At 08:35 PM 23/09/96 -0900, W. Eliot Kimber wrote:

BTW, I agree with all of EK's remarks, except as indicated

>>* Should XML forbid use of the '&' connector in content models
>>(11.2.4.1)?
>
>How much does AND complicate validation? I've seen some statements to the
>effect that it complicates it quite a bit, but I have no way to evaluate
>these claims.

You *can* turn an &-constraint into a regular expression, but you get
very fast (Steve said exponential, I'm not sure that's precisely true,
but it's fast) increase in the size of the regular expression. Supporting
this would have added significantly to the size of the MGML parser.  I'd
say lose it, it can be lived without.

>>* Should XML allow nondeterministic content models (11.2.4.3)?
>
>Again, how much does this complicate validation?

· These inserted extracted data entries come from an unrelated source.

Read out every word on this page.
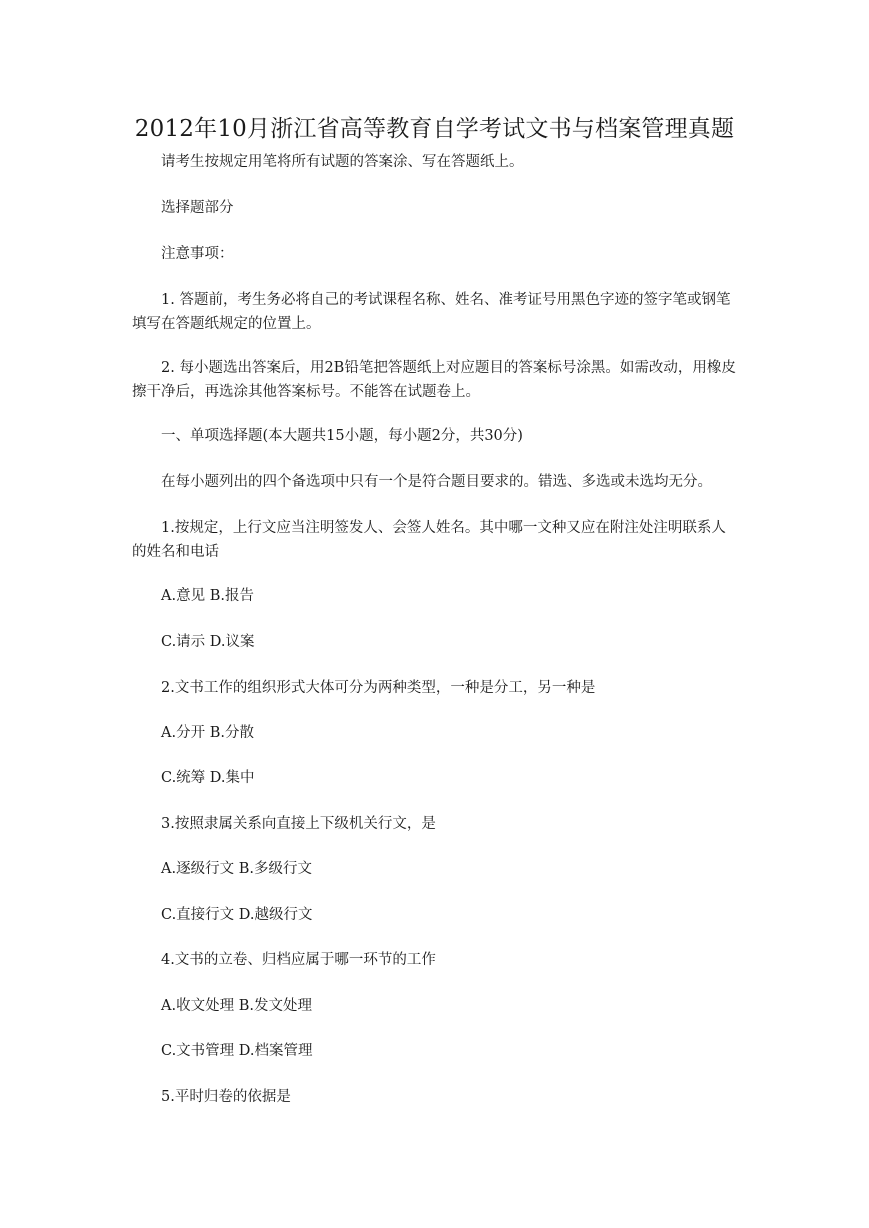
2012年10月浙江省高等教育自学考试文书与档案管理真题

请考生按规定用笔将所有试题的答案涂、写在答题纸上。

选择题部分

注意事项：

1. 答题前，考生务必将自己的考试课程名称、姓名、准考证号用黑色字迹的签字笔或钢笔填写在答题纸规定的位置上。

2. 每小题选出答案后，用2B铅笔把答题纸上对应题目的答案标号涂黑。如需改动，用橡皮擦干净后，再选涂其他答案标号。不能答在试题卷上。

一、单项选择题(本大题共15小题，每小题2分，共30分)

在每小题列出的四个备选项中只有一个是符合题目要求的。错选、多选或未选均无分。

1.按规定，上行文应当注明签发人、会签人姓名。其中哪一文种又应在附注处注明联系人的姓名和电话

A.意见 B.报告

C.请示 D.议案

2.文书工作的组织形式大体可分为两种类型，一种是分工，另一种是

A.分开 B.分散

C.统筹 D.集中

3.按照隶属关系向直接上下级机关行文，是

A.逐级行文 B.多级行文

C.直接行文 D.越级行文

4.文书的立卷、归档应属于哪一环节的工作

A.收文处理 B.发文处理

C.文书管理 D.档案管理

5.平时归卷的依据是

I'm not ambiguity expert,
>but could the problem be solved simply by stipulating that a token is
>always matched to the first place in the content model it can match,
>without lookahead? 

Yes, it substantially complicates the parser.  It turns out, as Peter Sharpe
explained to me, you can do a clever trick while turning nDFA's into DFA's
to spot these; but it's not obvious to our target XML programmer I think.
Still, changing this would be a pretty egregious conflict with 8879.

Cheers, Tim Bray
tbray@textuality.com http://www.textuality.com/ +1-604-488-1167

Received on Tuesday, 24 September 1996 09:42:44 UTC